Even before the events of last week, the recent political unrest and social upheaval has increased the drive for political spending disclosure. The nonpartisan Center for Political Accountability reported in its June newsletter that support for shareholder proposals in favor of political spending disclosure hit record highs this past proxy season. As we have seen over the last year—and as was highlighted this past week—one risk potentially arising out of political spending is reputational, which could fracture a company’s relationship with its employees, customers and shareholders.
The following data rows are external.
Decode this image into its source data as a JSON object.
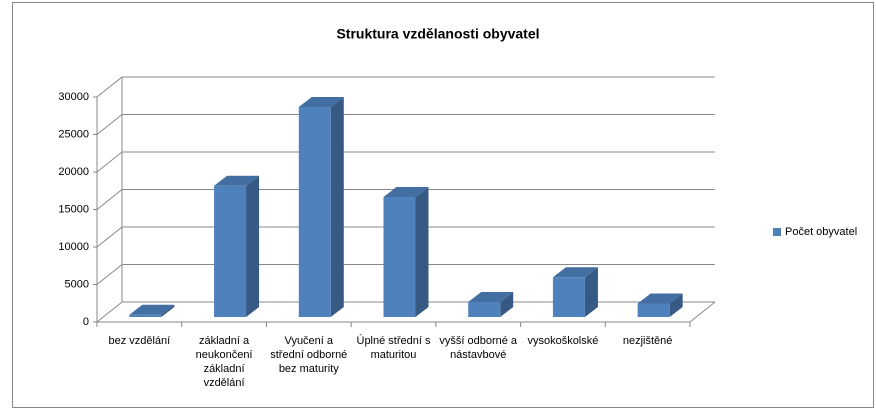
{
  "chart_data": {
    "type": "bar3d",
    "title": "Struktura vzdělanosti obyvatel",
    "categories": [
      "bez vzdělání",
      "základní a neukončení základní vzdělání",
      "Vyučení a střední odborné bez maturity",
      "Úplné střední s maturitou",
      "vyšší odborné a nástavbové",
      "vysokoškolské",
      "nezjištěné"
    ],
    "series": [
      {
        "name": "Počet obyvatel",
        "color": "#4f81bd",
        "values": [
          300,
          17500,
          28000,
          16000,
          2000,
          5300,
          1800
        ]
      }
    ],
    "ylim": [
      0,
      30000
    ],
    "yticks": [
      0,
      5000,
      10000,
      15000,
      20000,
      25000,
      30000
    ],
    "grid": true,
    "legend": "right"
  }
}
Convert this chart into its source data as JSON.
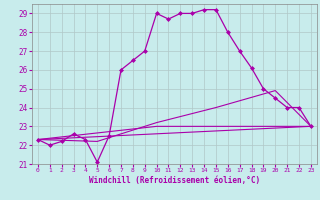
{
  "xlabel": "Windchill (Refroidissement éolien,°C)",
  "ylabel": "",
  "background_color": "#c8ecec",
  "grid_color": "#b0c8c8",
  "line_color": "#aa00aa",
  "xlim": [
    -0.5,
    23.5
  ],
  "ylim": [
    21,
    29.5
  ],
  "yticks": [
    21,
    22,
    23,
    24,
    25,
    26,
    27,
    28,
    29
  ],
  "xticks": [
    0,
    1,
    2,
    3,
    4,
    5,
    6,
    7,
    8,
    9,
    10,
    11,
    12,
    13,
    14,
    15,
    16,
    17,
    18,
    19,
    20,
    21,
    22,
    23
  ],
  "series": [
    {
      "x": [
        0,
        1,
        2,
        3,
        4,
        5,
        6,
        7,
        8,
        9,
        10,
        11,
        12,
        13,
        14,
        15,
        16,
        17,
        18,
        19,
        20,
        21,
        22,
        23
      ],
      "y": [
        22.3,
        22.0,
        22.2,
        22.6,
        22.3,
        21.1,
        22.5,
        26.0,
        26.5,
        27.0,
        29.0,
        28.7,
        29.0,
        29.0,
        29.2,
        29.2,
        28.0,
        27.0,
        26.1,
        25.0,
        24.5,
        24.0,
        24.0,
        23.0
      ],
      "marker": "D",
      "markersize": 2.0,
      "linewidth": 0.9,
      "has_marker": true
    },
    {
      "x": [
        0,
        23
      ],
      "y": [
        22.3,
        23.0
      ],
      "markersize": 0,
      "linewidth": 0.8,
      "has_marker": false
    },
    {
      "x": [
        0,
        10,
        23
      ],
      "y": [
        22.3,
        23.0,
        23.0
      ],
      "markersize": 0,
      "linewidth": 0.8,
      "has_marker": false
    },
    {
      "x": [
        0,
        5,
        10,
        15,
        20,
        23
      ],
      "y": [
        22.3,
        22.2,
        23.2,
        24.0,
        24.9,
        23.0
      ],
      "markersize": 0,
      "linewidth": 0.8,
      "has_marker": false
    }
  ]
}
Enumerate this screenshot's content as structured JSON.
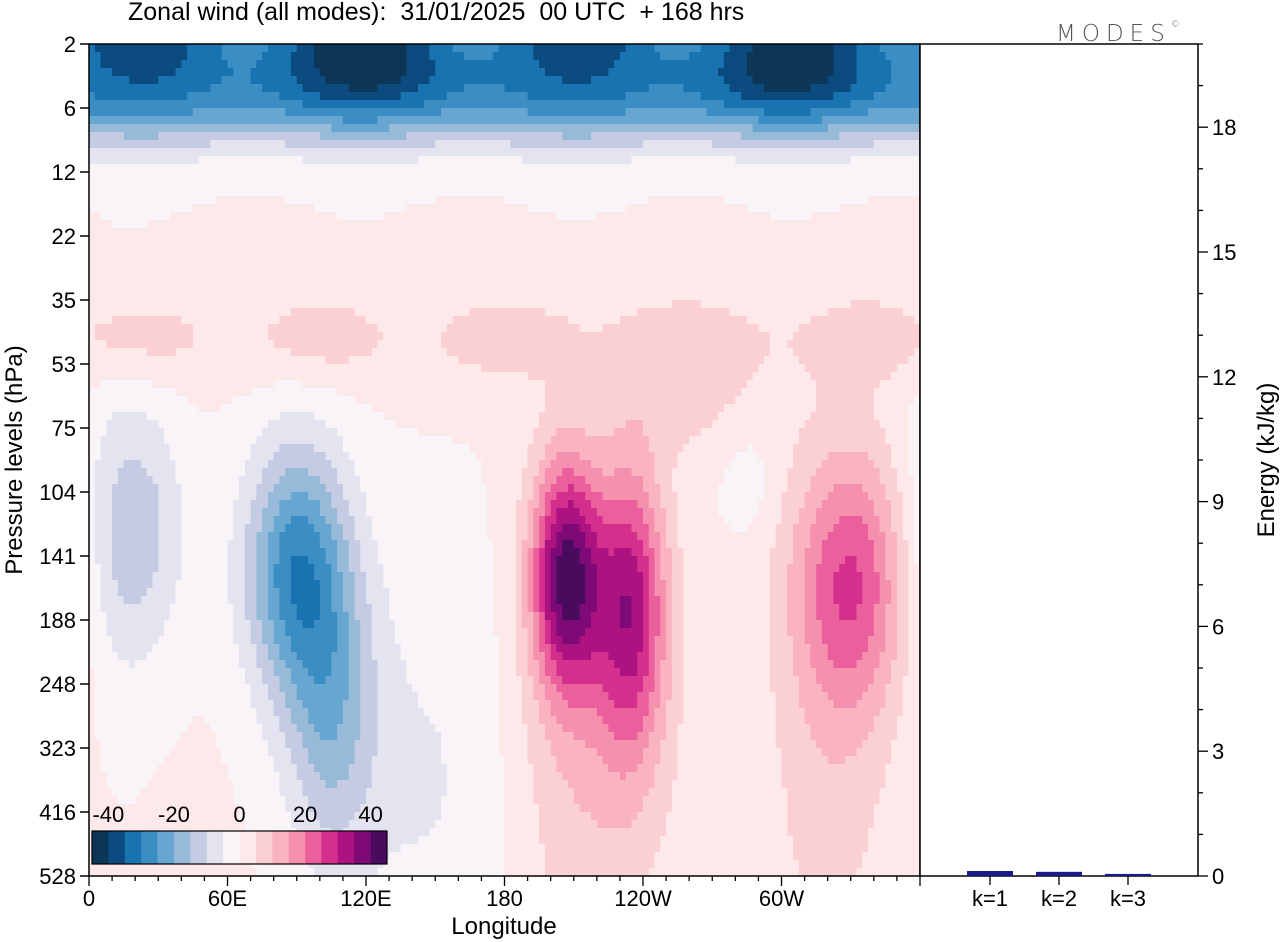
{
  "title": "Zonal wind (all modes):  31/01/2025  00 UTC  + 168 hrs",
  "brand": "MODES",
  "brand_mark": "©",
  "chart_data": [
    {
      "type": "heatmap",
      "title": "Zonal wind (all modes):  31/01/2025  00 UTC  + 168 hrs",
      "xlabel": "Longitude",
      "ylabel": "Pressure levels (hPa)",
      "x_ticks": [
        "0",
        "60E",
        "120E",
        "180",
        "120W",
        "60W"
      ],
      "x_tick_deg": [
        0,
        60,
        120,
        180,
        240,
        300
      ],
      "xlim_deg": [
        0,
        360
      ],
      "y_ticks": [
        "2",
        "6",
        "12",
        "22",
        "35",
        "53",
        "75",
        "104",
        "141",
        "188",
        "248",
        "323",
        "416",
        "528"
      ],
      "y_scale": "level index (top 2 hPa to bottom 528 hPa)",
      "colorbar": {
        "tick_labels": [
          "-40",
          "-20",
          "0",
          "20",
          "40"
        ],
        "range": [
          -45,
          45
        ],
        "step": 5,
        "colors": [
          "#0d3556",
          "#0b4b7f",
          "#1873b0",
          "#3a8ec3",
          "#67a6d0",
          "#98bad9",
          "#c4cbe3",
          "#e4e4f1",
          "#f9f4f8",
          "#fde9ea",
          "#fbd0d4",
          "#f9b3c1",
          "#f690af",
          "#ec5f9d",
          "#d52f8e",
          "#ac1380",
          "#7d0a77",
          "#4a0a5e"
        ]
      },
      "features": [
        {
          "kind": "easterlies",
          "lon": [
            0,
            360
          ],
          "level": "2-12 hPa",
          "min_value": -40
        },
        {
          "kind": "easterlies",
          "lon": [
            65,
            125
          ],
          "level": "104-248 hPa",
          "min_value": -30
        },
        {
          "kind": "easterlies",
          "lon": [
            5,
            40
          ],
          "level": "104-141 hPa",
          "min_value": -15
        },
        {
          "kind": "westerlies",
          "lon": [
            200,
            215
          ],
          "level": "104-188 hPa",
          "max_value": 40
        },
        {
          "kind": "westerlies",
          "lon": [
            225,
            245
          ],
          "level": "141-188 hPa",
          "max_value": 30
        },
        {
          "kind": "westerlies",
          "lon": [
            310,
            355
          ],
          "level": "104-188 hPa",
          "max_value": 25
        },
        {
          "kind": "westerlies",
          "lon": [
            0,
            360
          ],
          "level": "35-53 hPa",
          "max_value": 10
        }
      ]
    },
    {
      "type": "bar",
      "ylabel": "Energy (kJ/kg)",
      "categories": [
        "k=1",
        "k=2",
        "k=3"
      ],
      "values": [
        0.12,
        0.1,
        0.05
      ],
      "ylim": [
        0,
        20
      ],
      "y_ticks": [
        "0",
        "3",
        "6",
        "9",
        "12",
        "15",
        "18"
      ],
      "y_tick_values": [
        0,
        3,
        6,
        9,
        12,
        15,
        18
      ],
      "bar_color": "#1a1a8c"
    }
  ]
}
As companies and CEOs have increasingly offered welcome statements on important social issues such as climate change, democratic values and racial injustice, the current heated political climate has heightened sensitivity to any dissonance or conflict between those public statements and the company’s political contributions. When a conflict between action in the form of political spending and publicly announced core values is brought to light, will companies be perceived to be merely virtue-signaling or even hypocritical? To borrow a phrase from asset manager BlackRock, if the public perceives that these companies are not actually doing “the right thing”—even as they may be saying the right thing—will they lose their “social license” to operate?

In its newest report, Conflicted Consequences, the CPA looked at corporate political spending through non-profit, tax-exempt “527” organizations, such as state party leadership and legislative campaign committees and the governors and attorneys general associations. These organizations accept “contributions from a variety of sources and then spend it to advance a broad political agenda.” Once a company has contributed to a 527 group, the corporate and other funds are pooled and then channeled to state and local PACs and candidates, to “dark money” groups and to other national 527 groups. As a result, companies no longer control the use of their funds. The groups determine how the money is used, they control the message and decide which candidates or issues to support, regardless of the contributor’s own goals and intentions.

The report suggests that donations to 527s appear to be particularly fraught with peril and merit special attention, precisely because once the contribution is made, the company essentially cedes control over the use of the funds. As discussed in CPA’s 2018 Collision Course report, to address this heightened risk and avoid the potential embarrassment—or worse—of conflicting messages and other blowback, companies need to consider adopting “corporate governance safeguards to align their political activity with their brands, core values and positions.” Few companies will be in agreement on all points with politicians to whom donations are made, but, the report advises, they need to perform a due diligence analysis of the risks associated with any donation, including how the funds will be used and with whom the company is being associated by virtue of the donation. (See this PubCo post.)

This DealBook column suggests that one safeguard that companies might consider is to follow the long-time policy of IBM, “one of only a handful of large companies in the United States that are not involved in direct political giving to candidates. It has no political action committee. Even when it gives money to trade groups, it restricts its money from being funneled to candidates.” Instead of scrambling to pause political contributions, it suggests, a “genuine example of leadership would be to go even further and declare that they will get out of the business of political donations completely.